Il n’est pas rare de voir des entreprises remplissant les principaux critères de gouvernance – conseil d’administration qualifié, reportings réguliers, dirigeant expérimenté, etc. – être confrontées à des difficultés qu’elles n’ont pas su anticiper et devant lesquelles elles se trouvent démunies : le chiffre d’affaires ne progresse plus comme attendu, la marge et le résultat se dégradent…
Si, bien entendu, chaque situation est spécifique, c’est dans tous les cas l’occasion de s’interroger sur la pertinence des informations formalisées fournies au conseil d’administration et sur lesquelles se fonde aussi le dirigeant pour piloter son entreprise. Bien souvent, elles se limitent à un reporting mensuel détaillant les résultats comptables et à un budget prévisionnel mensualisé. Pourtant ces deux outils ont pour objectif à la fois de comprendre le passé et d’anticiper l’avenir : cherchons l’erreur !
Reporting et budget prévisionnel constituent les fondements du contrôle de gestion tel qu’il a été conçu il y a un siècle par A.P. Sloan, alors qu’il n’était pas encore président de General Motors. Ce document a servi de base au fonctionnement de cette compagnie pendant les 50 années qui suivirent, période pendant laquelle elle devint la première entreprise industrielle mondiale. L’organisation selon Sloan repose sur deux piliers : d’une part le conseil et son président, qui décident du modèle d’affaire du groupe et allouent les moyens financiers, et d’autre part les unités opérationnelles, indépendantes les unes des autres, qui mettent en œuvre, chacune pour ce qui la concerne, la politique définie par le conseil. Pour permettre à ce diptyque de fonctionner efficacement, Sloan ajoute un système d’information avec des budgets prévisionnels et des reportings assis sur ce qui deviendra ensuite la comptabilité analytique.
Le système d’information interne aux entreprises s’est largement diffusé et développé depuis les années 1920, mais une des conditions de son utilisation semble parfois être oubliée : de nombreuses entreprises produisent budgets et reporting sans avoir préalablement précisé leur modèle d’affaire : quel positionnement par rapport à la concurrence ? Quels avantages comparatifs ? Quelle organisation commerciale par canal ? Quelle supply chain et pourquoi ? Quelles compétences internes ? Quelle R&D ? Savoir répondre à ces questions permet de déterminer les indicateurs clés de performance, souvent non financiers, sans lesquels on ne peut comprendre l’entreprise.
La construction, comme la mise à jour, du modèle d’affaire est plus ou moins difficile suivant les secteurs d’activité.

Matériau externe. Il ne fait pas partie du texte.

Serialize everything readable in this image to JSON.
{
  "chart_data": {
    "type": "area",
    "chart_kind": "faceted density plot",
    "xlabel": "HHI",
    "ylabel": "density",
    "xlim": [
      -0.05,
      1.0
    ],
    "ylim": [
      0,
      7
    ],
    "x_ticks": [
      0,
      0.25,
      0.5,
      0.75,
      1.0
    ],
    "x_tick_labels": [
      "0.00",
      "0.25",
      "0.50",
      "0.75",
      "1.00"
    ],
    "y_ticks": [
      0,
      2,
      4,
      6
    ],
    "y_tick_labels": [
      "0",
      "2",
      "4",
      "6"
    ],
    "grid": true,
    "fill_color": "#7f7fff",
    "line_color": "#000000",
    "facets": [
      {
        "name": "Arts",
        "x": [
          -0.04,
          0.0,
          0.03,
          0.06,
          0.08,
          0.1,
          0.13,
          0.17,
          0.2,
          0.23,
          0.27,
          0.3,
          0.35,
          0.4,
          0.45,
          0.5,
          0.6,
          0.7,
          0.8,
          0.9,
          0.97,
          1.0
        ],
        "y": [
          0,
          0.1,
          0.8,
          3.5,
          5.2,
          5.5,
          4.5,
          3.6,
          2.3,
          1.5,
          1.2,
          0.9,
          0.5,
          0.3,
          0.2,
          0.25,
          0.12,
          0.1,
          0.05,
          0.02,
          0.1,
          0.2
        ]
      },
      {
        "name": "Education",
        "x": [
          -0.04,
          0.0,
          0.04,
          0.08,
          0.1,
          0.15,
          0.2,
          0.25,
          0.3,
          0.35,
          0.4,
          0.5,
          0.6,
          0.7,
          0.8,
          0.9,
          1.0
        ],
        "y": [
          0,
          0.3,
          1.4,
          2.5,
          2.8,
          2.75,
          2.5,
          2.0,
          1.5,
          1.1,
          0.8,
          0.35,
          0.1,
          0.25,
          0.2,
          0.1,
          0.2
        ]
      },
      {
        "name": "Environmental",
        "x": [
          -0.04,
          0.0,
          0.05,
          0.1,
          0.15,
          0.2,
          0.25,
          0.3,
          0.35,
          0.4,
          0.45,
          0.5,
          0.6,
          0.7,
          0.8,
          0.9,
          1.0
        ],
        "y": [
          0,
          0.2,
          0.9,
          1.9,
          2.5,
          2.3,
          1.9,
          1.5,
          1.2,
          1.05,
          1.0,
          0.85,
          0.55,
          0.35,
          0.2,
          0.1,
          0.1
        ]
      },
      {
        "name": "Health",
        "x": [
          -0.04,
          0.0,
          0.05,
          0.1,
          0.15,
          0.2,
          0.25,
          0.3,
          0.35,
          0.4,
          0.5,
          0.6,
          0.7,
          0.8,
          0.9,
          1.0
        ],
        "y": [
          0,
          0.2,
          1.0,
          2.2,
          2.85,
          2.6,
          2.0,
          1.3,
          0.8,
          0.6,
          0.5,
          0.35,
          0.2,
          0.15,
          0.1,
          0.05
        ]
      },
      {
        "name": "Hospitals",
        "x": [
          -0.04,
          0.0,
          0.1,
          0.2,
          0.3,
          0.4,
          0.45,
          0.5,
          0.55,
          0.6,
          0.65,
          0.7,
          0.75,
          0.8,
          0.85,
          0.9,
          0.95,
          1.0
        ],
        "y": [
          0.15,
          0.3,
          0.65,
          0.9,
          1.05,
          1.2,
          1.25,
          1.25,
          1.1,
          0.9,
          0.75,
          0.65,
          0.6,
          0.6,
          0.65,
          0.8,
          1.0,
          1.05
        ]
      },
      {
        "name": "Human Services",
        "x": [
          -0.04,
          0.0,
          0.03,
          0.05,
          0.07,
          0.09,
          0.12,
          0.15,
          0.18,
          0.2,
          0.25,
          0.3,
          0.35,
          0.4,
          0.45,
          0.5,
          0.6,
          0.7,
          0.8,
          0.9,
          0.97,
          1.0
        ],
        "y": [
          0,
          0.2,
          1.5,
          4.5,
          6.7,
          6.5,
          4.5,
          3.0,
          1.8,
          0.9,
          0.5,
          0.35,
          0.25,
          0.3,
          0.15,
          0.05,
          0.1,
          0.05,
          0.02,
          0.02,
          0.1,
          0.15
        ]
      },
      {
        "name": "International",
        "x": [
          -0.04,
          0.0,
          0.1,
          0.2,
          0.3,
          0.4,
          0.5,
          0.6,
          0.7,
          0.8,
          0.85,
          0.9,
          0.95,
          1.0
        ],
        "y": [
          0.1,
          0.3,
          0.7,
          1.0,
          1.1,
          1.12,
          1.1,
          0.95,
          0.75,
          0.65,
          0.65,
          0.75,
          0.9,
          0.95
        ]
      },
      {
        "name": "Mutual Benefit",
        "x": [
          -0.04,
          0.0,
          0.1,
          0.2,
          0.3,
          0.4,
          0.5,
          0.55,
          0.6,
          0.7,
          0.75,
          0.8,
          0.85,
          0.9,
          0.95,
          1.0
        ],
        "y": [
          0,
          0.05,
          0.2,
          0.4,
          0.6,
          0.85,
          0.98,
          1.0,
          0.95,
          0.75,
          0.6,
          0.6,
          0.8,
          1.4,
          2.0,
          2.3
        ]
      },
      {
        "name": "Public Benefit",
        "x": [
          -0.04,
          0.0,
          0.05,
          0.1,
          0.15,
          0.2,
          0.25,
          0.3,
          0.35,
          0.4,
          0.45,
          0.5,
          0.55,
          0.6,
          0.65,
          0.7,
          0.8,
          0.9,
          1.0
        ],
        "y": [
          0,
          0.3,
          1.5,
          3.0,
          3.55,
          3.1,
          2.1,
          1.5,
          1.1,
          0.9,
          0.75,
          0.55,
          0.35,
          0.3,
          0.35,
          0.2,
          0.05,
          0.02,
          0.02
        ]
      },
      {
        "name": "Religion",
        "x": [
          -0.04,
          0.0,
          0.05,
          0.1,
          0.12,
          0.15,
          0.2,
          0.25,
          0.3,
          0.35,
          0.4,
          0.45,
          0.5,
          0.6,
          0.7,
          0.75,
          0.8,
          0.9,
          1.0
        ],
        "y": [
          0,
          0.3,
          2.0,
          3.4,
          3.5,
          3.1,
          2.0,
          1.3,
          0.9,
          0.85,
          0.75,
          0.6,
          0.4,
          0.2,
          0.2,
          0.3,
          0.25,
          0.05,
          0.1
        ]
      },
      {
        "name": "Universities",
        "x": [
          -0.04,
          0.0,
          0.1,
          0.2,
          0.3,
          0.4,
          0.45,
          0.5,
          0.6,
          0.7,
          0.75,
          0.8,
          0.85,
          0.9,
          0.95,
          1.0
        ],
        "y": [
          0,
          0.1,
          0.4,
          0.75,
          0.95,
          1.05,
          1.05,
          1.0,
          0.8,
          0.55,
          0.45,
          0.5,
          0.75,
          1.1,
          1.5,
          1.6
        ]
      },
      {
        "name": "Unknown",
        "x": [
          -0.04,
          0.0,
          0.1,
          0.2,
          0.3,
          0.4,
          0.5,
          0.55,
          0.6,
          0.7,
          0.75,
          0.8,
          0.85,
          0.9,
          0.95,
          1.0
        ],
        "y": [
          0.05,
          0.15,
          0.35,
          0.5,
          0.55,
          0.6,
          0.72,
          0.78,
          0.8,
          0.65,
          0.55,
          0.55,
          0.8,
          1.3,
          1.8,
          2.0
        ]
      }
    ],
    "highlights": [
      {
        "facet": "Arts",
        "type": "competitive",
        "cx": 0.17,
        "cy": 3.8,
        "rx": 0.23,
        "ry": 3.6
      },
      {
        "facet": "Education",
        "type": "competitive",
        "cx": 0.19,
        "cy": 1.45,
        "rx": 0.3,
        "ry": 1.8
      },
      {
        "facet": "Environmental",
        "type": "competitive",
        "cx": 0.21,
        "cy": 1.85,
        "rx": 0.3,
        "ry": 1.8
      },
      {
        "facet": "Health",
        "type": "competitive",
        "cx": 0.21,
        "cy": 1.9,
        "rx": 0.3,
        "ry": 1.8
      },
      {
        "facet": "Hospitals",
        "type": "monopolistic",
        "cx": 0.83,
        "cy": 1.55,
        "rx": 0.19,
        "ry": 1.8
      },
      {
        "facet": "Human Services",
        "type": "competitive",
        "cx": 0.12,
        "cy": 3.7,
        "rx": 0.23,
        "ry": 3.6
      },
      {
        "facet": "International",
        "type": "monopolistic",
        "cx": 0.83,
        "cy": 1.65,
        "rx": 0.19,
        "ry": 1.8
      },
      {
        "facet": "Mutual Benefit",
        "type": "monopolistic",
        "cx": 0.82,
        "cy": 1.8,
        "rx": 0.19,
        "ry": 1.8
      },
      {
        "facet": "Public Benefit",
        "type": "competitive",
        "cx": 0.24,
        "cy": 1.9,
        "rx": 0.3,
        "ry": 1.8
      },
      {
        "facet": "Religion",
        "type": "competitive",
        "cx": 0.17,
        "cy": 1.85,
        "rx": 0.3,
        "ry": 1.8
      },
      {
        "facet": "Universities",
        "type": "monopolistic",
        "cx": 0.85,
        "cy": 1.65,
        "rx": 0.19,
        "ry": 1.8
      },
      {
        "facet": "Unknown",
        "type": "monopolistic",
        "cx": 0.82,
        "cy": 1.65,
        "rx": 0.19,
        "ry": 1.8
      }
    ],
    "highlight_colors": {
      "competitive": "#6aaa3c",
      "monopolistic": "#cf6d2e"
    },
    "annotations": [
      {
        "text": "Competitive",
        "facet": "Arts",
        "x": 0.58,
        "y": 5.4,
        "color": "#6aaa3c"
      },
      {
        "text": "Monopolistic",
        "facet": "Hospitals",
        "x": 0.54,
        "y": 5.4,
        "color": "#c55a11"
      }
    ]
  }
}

Cela est plus aisé pour les biens ou services à destination directe des consommateurs finaux : la concurrence, tout comme les marchés, y est visible ; l’organisation commerciale et celle de la production y sont nécessairement plus structurées.
La tâche est plus ardue pour les activités interentreprises, en particulier pour celles qui travaillent sur devis, en sous-traitance comme en fourniture d’équipements ou de conseil. Ces firmes sont généralement positionnées sur une niche au sein de laquelle les informations sur les concurrents sont limitées et les marges plus difficiles à maîtriser. La supply chain y varie au rythme des types de commandes passées par les donneurs d’ordre.
Plus ou moins complexe à élaborer, la formalisation du modèle d’affaire s’impose. Lorsqu’il n’existe pas ou reste imprécis et que le résultat de l’entreprise se dégrade, sa révision constitue la première étape du travail de redressement. C’est alors que le dirigeant constate que si ce travail avait été réalisé auparavant, un temps précieux aurait été gagné. Cela se chiffre en ventes et en cash volatilisés. Dans de nombreux dossiers d’investissement, il est frappant de constater que ne figure aucune description précise du modèle d’affaire. Contrairement à ce que cette situation pourrait laisser penser, non seulement le classique business plan ne le remplace pas mais, sans réponses détaillées aux questions posées ci-dessus, il constitue une coquille vide.
Quelle que soit l’entreprise, et bien que la responsabilité de sa construction et de sa mise à jour revienne au dirigeant, le modèle d’affaire nécessite un travail collectif qui doit impliquer l’ensemble des membres du comité de direction, voire du conseil d’administration. Y consacrer chaque année une journée en séminaire afin de disposer d’un dossier rédigé et documenté est une méthode qui a fait ses preuves.